In practice, one recommended way of setting the parameters is as follows:

1. Start by setting the physical domain period $L$. It is convenient and standard practice to choose $L = 2π$, which means that the corresponding wavenumbers $\bm{k}$ in long-range computations will be integers (in general, $k = 2πn/L$ with $n = 0, ± 1, ± 2, \ldots$). But in principle one can choose any positive value of $L$.

2. Set the number of Fourier modes $N$ in each direction. Choosing $N$ also sets the maximum resolved wavenumber $k_{\text{max}} = πN/L$ as well as the physical grid spacing $δ = L/N$ associated to the long-range fields. The value of $N$ should be tuned to have a good balance between the time spent on short-range and long-range computations.

3. Now set the non-dimensional parameter $β$ to the desired accuracy.

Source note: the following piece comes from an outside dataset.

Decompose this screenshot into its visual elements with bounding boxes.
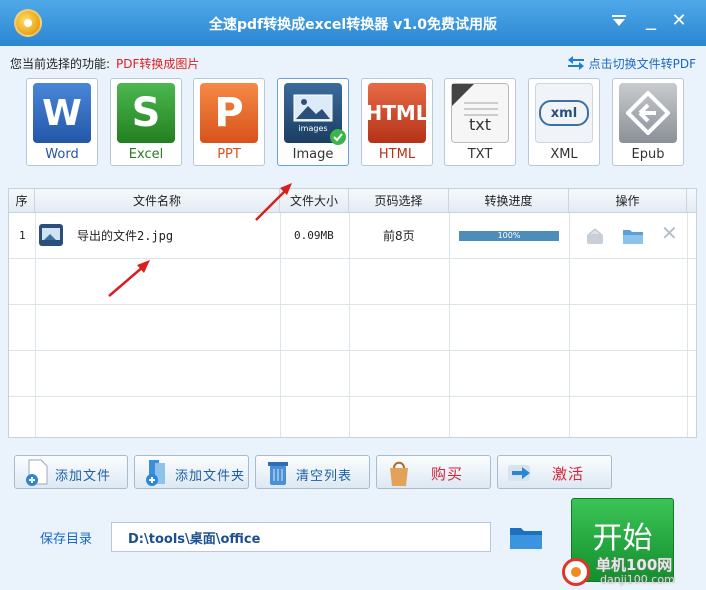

For example, $β = 3.5$ roughly gives $10^{-6}$ relative accuracy.

4. From $β$ and $k_{\text{max}}$, one obtains the remaining parameters $α = k_{\text{max}} / 2β$ and $r_\text{cut} = β / α$.

For simplicity here we have assumed that the domain size $L$ and the resolution $N$ are the same in all directions, but things are easy to generalise to different $L$ and $N$ per direction. In all cases, one usually wants the physical grid spacing $δ = L/N$ (or equivalently the maximum resolved wavenumber $k_{\text{max}}$) to be the same in all directions.

Another parameter to choose is the size of the quadrature rules for numerical integration. Using Gauss–Legendre quadratures, integrals seem to converge quite fast using a small number of quadrature nodes per filament segment. Typically, using 3 nodes seems to be enough when using quintic splines to describe filaments.

Ewald method for the streamfunction

As in the case of the velocity, the Biot–Savart integral for the streamfunction decays slowly with the distance $r = |\bm{x} - \bm{s}|$, and its computation can be accelerated using Ewald summation. In fact, the Ewald summation method exposed above for the velocity is derived from that for the streamfunction, which is simpler and closer to the way the Ewald method is usually introduced in electrostatics (where the electrostatic potential is the analogue of the streamfunction).

In the case of the streamfunction, the idea of Ewald summation is to split the singular and slowly-decaying Green's function $G(\bm{r})$ onto a smooth long-range component $G^>(\bm{r})$ and a short-range fast-decaying component $G^<(\bm{r})$. The standard way of doing this is via the identity:

\[G(\bm{r}) = \frac{1}{4πr} = \frac{\operatorname{erfc}(αr)}{4πr} + \frac{\operatorname{erf}(αr)}{4πr} = G^<(\bm{r}) + G^>(\bm{r}),\]

where $\operatorname{erf}$ and $\operatorname{erfc}$ are respectively the error function and the complementary error function already introduced above, and $α$ is the same Ewald splitting parameter introduced in that section.

This leads to modified Biot–Savart integrals for the short-range and long-range streamfunction. For example, the short-range integral is given by:

\[\bm{ψ}^<(\bm{x}) = (G^< ∗ \bm{ω})(\bm{x}) = \frac{Γ}{4π} ∮_{\mathcal{C}} \frac{\operatorname{erfc}(α |\bm{x} - \bm{s}|)}{|\bm{x} - \bm{s}|} \, \mathrm{d}\bm{s}\]

Taking the curl of those integrals eventually leads to the $g^<(\bm{r})$ and $g^>(\bm{r})$ splitting functions that we used for the velocity.